– Накинь… бушлат… сожрут ведь.
Суржиков здоровой рукой хлопает себя по спине, равнодушно смотрит на окровяневшую ладонь. И вдруг настораживается.
– Плывет кто-то. А ну, тихо!
Он уползает в кусты, и скоро оттуда, из дальнего далека, слышится его приглушенный голос:
– Эгей, братишки, давай сюда. Тута мы…
* * *
– Товарищ лейтенант, связь наладили!
Пятнистый от пота и пыли, с бровью, рассеченной отскочившей стреляной гильзой, начальник заставы спешит к блиндажу, на ходу отдавая распоряжения о нарядах, боеприпасах, подводах, которые нужно достать в селе. Он выхватывает трубку, горячо кричит в нее:
– Комендатура? Кто у телефона? Срочно коменданта! Коменданта мне!
– Его нет, – тихо журчит в трубке.
– Что значит – нет? Разыщите!
– Коменданта нет, – упрямо отвечает далекий замирающий голос.
– На нас совершено нападение. Погиб политрук Ищенко. Катер потоплен. Вы слышите меня? Передайте коменданту. Да побыстрей!
– А ты думаешь, он на рыбалку уехал?
– Кто это говорит?
– Дежурный по комендатуре лейтенант Голованов.
– Сашка! – радостно кричит Грач. – Что ты мне голову морочишь?
Голованов был его приятелем по училищу.
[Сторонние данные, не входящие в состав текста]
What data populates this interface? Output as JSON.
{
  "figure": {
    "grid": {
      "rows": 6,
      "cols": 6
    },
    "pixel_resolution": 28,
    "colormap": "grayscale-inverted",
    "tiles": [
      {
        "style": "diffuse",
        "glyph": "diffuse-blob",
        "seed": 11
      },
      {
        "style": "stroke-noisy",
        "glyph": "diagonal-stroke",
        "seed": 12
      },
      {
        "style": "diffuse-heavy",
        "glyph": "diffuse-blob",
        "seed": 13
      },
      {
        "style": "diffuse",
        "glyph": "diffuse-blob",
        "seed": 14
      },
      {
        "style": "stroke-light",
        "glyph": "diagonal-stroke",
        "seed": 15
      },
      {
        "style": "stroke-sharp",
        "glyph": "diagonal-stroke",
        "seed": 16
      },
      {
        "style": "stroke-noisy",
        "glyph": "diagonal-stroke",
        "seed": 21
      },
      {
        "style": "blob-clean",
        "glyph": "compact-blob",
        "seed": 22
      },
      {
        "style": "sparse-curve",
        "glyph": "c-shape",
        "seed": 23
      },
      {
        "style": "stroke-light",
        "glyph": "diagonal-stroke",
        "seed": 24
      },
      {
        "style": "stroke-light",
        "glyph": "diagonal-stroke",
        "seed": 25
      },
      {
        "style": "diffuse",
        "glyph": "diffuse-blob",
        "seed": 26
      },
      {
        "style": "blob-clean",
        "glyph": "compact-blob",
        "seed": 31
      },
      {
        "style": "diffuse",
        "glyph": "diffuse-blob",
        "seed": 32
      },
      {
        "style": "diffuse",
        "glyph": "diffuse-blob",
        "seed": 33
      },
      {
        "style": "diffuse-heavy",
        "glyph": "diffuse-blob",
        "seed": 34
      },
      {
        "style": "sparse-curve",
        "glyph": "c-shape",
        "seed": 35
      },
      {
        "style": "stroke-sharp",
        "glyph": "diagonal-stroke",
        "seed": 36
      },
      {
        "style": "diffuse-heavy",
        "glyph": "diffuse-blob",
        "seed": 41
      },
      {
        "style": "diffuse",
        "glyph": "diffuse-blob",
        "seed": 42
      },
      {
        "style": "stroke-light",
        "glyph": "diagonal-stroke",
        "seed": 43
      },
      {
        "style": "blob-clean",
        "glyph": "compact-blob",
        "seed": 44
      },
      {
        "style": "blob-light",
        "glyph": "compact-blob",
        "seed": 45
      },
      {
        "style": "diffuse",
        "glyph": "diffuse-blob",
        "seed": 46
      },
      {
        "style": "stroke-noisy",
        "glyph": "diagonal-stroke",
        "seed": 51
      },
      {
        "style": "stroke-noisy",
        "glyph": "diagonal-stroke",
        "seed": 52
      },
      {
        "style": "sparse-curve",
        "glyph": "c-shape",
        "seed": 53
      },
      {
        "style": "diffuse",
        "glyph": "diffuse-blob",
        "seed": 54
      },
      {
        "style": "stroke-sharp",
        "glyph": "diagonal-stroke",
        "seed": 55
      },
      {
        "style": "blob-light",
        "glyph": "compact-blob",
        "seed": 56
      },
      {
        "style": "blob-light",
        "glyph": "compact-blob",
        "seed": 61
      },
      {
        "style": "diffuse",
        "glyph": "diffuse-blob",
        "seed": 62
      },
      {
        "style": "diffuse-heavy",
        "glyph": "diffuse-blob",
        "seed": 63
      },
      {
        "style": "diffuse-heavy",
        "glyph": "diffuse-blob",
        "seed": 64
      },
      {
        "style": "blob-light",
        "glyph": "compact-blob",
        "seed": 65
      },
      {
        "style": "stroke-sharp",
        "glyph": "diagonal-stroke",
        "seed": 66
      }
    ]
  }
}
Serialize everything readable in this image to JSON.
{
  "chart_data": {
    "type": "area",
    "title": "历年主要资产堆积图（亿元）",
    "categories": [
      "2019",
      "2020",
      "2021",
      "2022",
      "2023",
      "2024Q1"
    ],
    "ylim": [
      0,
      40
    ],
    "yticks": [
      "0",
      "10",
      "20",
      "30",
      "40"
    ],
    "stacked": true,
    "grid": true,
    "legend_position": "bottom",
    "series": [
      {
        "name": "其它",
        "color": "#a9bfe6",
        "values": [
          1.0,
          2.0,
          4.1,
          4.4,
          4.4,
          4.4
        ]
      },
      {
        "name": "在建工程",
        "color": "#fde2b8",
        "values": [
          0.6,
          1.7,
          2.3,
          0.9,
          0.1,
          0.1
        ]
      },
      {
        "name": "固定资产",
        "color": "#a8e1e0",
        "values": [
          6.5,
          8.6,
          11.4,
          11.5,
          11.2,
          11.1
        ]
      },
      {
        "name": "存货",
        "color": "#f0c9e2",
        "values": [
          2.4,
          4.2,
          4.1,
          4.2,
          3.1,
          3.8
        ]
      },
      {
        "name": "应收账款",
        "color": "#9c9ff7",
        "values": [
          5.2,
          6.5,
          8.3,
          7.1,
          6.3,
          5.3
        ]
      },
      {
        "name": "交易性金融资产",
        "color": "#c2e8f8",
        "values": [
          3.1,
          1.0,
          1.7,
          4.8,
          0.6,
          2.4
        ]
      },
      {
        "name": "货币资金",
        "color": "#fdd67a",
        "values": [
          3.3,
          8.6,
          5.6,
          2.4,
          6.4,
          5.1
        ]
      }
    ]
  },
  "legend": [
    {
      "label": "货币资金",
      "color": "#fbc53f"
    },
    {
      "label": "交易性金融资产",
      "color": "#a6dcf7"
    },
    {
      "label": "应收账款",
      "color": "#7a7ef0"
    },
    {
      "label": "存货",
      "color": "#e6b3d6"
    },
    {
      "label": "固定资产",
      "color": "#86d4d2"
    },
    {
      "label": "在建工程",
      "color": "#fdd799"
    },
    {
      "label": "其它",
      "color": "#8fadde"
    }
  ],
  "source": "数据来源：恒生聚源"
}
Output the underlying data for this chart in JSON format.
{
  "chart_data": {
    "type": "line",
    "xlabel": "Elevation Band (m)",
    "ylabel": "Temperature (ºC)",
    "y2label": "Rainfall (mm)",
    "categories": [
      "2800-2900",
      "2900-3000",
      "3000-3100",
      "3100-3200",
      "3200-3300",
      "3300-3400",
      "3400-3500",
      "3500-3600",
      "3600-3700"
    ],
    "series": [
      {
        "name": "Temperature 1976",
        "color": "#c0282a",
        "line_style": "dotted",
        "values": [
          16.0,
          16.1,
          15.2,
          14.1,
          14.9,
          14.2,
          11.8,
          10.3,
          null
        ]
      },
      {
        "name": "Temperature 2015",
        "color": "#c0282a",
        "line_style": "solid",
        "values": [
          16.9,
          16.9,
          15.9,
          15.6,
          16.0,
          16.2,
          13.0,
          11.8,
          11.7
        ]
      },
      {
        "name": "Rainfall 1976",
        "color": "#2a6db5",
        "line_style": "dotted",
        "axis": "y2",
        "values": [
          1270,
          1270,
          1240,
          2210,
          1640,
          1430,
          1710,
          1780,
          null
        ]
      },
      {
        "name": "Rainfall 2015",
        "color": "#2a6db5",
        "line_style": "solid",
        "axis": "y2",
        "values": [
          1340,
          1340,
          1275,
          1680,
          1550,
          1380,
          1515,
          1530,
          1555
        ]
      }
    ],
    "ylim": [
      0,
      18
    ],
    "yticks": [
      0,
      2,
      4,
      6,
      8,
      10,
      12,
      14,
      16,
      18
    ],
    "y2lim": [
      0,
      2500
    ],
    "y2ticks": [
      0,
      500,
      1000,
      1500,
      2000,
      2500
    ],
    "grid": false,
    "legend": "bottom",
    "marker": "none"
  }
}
Вместе сапоги изнашивали на одном и том же плацу, вместе в увольнение ходили.
– Тут такое было! Рассказать – не поверишь!
– Поверю, – с безнадежной уверенностью говорит Голованов. – Ты давай без эмоций. Слушай приказ: десанты уничтожать, по сопредельной стороне без крайней нужды не стрелять. Все ясно?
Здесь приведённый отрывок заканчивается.